Japan stimulus: Japanese Prime Minister Shinzo Abe loosened fiscal policy and approved a ¥28 trillion, or $274 billion, stimulus package on July 26, 2016. Monetary policy alone would not be able to revive Japan’s economy; Abe also postponed planned sales-tax increase for two and half years. The stimulus package has been Japan’s biggest since the global financial crisis; however, over 70 percent of the stated value comprises targeted low-interest loans from government and state-owned companies, and new and direct spending will total only about ¥7.5 trillion.
UK deterioration: U.K. Mfg PMI dropped to 48.2 in July 2016 from 52.4 in June, which was the lowest level since February 2013. U.K. Services PMI fell to 47.4 in July from 52.3 in June; this is very concerning as services comprise a significant portion of the U.K.’s economic activity. The impact remains intact to Euro area; Euro area PMIs are still expanding.
Gold and silver: After consolidating much for June 2016, gold and silver responded convincingly following Federal Open Market Committee (FOMC)’s statement on July 27, 2016.
Leverage: Living on Borrowed Time
The elevated global debt levels remain a persistent concern. Developed market debt levels have increased significantly over the last several decades as 30 years of falling interest rates have made it more sensible and less costly to incur debt. While the debt has grown, the cost to service each unit of the debt has fallen substantially. There are other drivers of increasing debt levels such as general optimism about future growth prospects and encouragement from the rapid technological innovations that were emerging.

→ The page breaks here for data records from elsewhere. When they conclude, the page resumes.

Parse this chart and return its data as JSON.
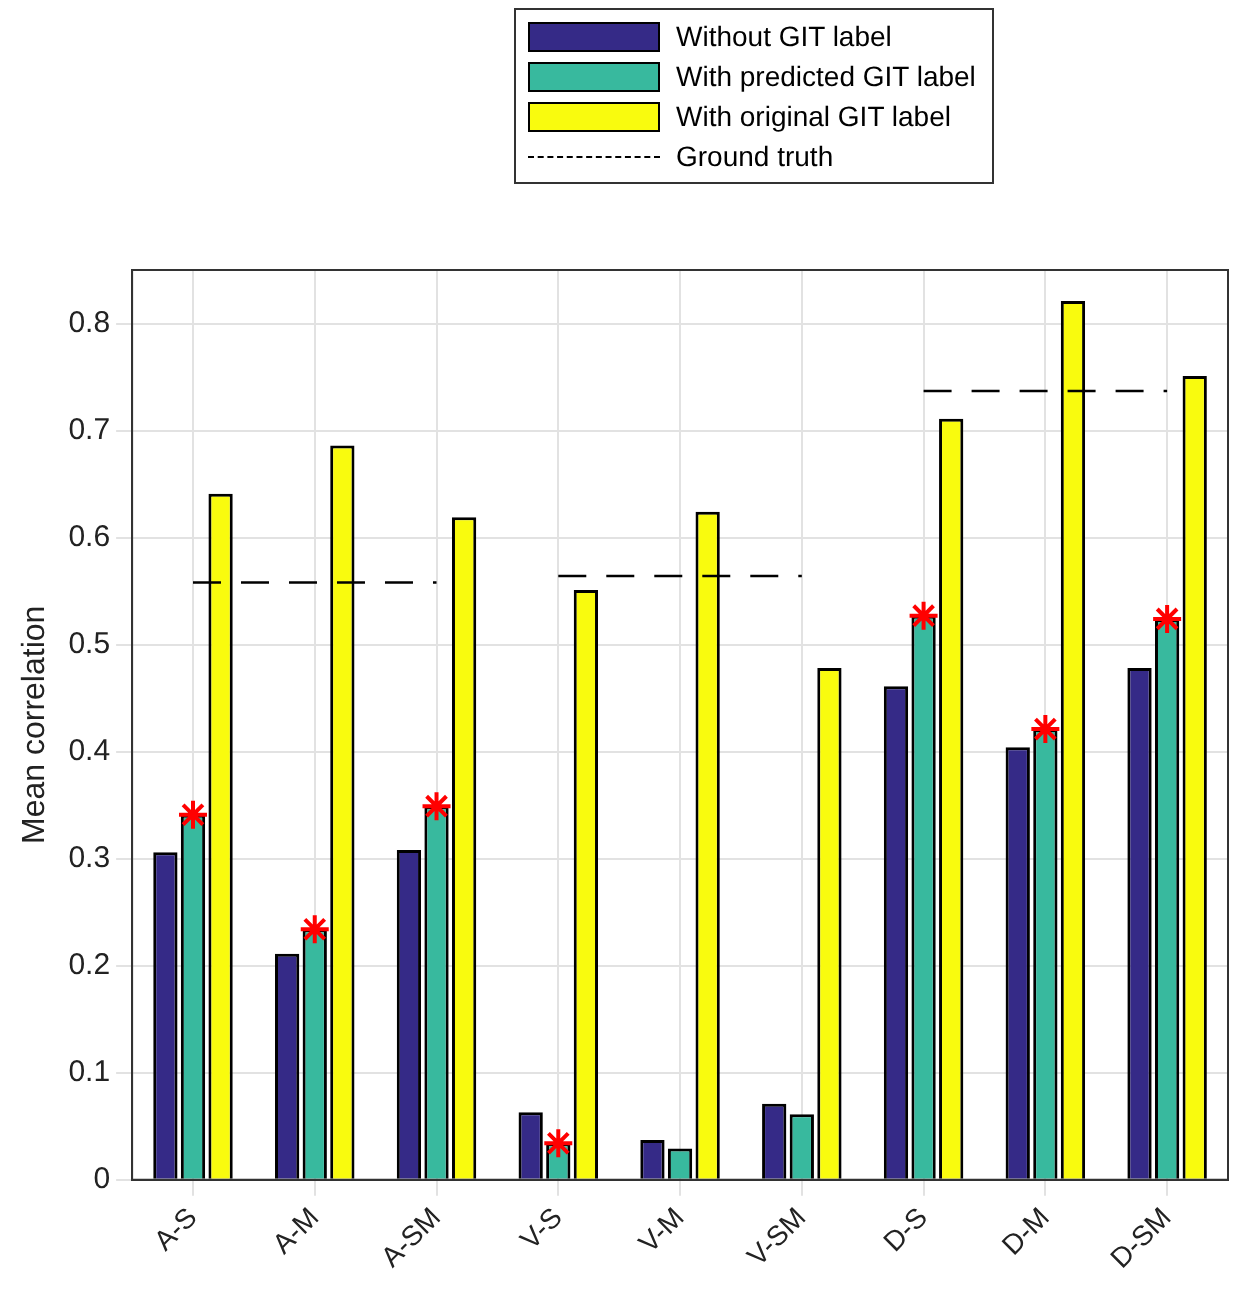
{
  "chart_data": {
    "type": "bar",
    "ylabel": "Mean correlation",
    "categories": [
      "A-S",
      "A-M",
      "A-SM",
      "V-S",
      "V-M",
      "V-SM",
      "D-S",
      "D-M",
      "D-SM"
    ],
    "series": [
      {
        "name": "Without GIT label",
        "color": "#352a87",
        "values": [
          0.306,
          0.211,
          0.308,
          0.063,
          0.037,
          0.071,
          0.461,
          0.404,
          0.478
        ]
      },
      {
        "name": "With predicted GIT label",
        "color": "#38b99e",
        "values": [
          0.341,
          0.234,
          0.349,
          0.034,
          0.029,
          0.061,
          0.527,
          0.421,
          0.524
        ]
      },
      {
        "name": "With original GIT label",
        "color": "#f9fb0e",
        "values": [
          0.641,
          0.686,
          0.619,
          0.551,
          0.624,
          0.478,
          0.711,
          0.821,
          0.751
        ]
      },
      {
        "name": "Ground truth",
        "type": "line",
        "color": "#000000",
        "line_style": "dashed",
        "marker": "none",
        "values": [
          0.558,
          0.558,
          0.558,
          0.564,
          0.564,
          0.564,
          0.737,
          0.737,
          0.737
        ]
      },
      {
        "type": "scatter",
        "color": "#ff0000",
        "marker": "cross",
        "x": [
          "A-S",
          "A-M",
          "A-SM",
          "V-S",
          "D-S",
          "D-M",
          "D-SM"
        ],
        "values": [
          0.341,
          0.234,
          0.349,
          0.034,
          0.527,
          0.421,
          0.524
        ]
      }
    ],
    "ylim": [
      0,
      0.85
    ],
    "yticks": [
      0,
      0.1,
      0.2,
      0.3,
      0.4,
      0.5,
      0.6,
      0.7,
      0.8
    ],
    "grid": true,
    "legend": "top"
  }
}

The issue is more nuanced for emerging market, of which the financial systems are less mature, the banking system and bond markets are less developed, and access to credit has historically been limited and informal. As these economies reach mature, debt should increase. However, debt levels have recently been growing too quickly, as the global search for yield and the boom and bust of the commodity cycle encourage debt issuance in emerging market.
The Rise in LIBOR
The long-anticipated money market reform leads to increase in the London Interbank Offered Rate (LIBOR). Normally, rise in LIBOR is associated with Federal Reserve (Fed) policy rates and expectations or concerns over bank credit quality. On the asset side, bank loans represent the most broadly held asset with exposure to LIBOR. Most increases in LIBOR to date would have no impact on loan yields, given the LBOR floors found across loan marketplace today. Once LIBOR go above the floor levels, loan investors can anticipate increases in coupon income, though small, from these increases in LIBOR and Fed policy actions.
High government debt levels are likely to remain a drag on growth. Lower global growth and anchored rates will persist, which will have an impact on asset class returns. The solution for investors is not to wait in cash for a debt collapse. Investors should think about ways that still allow them to meet their investment goals proactively, such as searching for yield in flexible ways, being nimble in asset allocation to avoid pitfalls, and taking advantage of tax-efficient investment strategies in light of the fact that taxes may rise.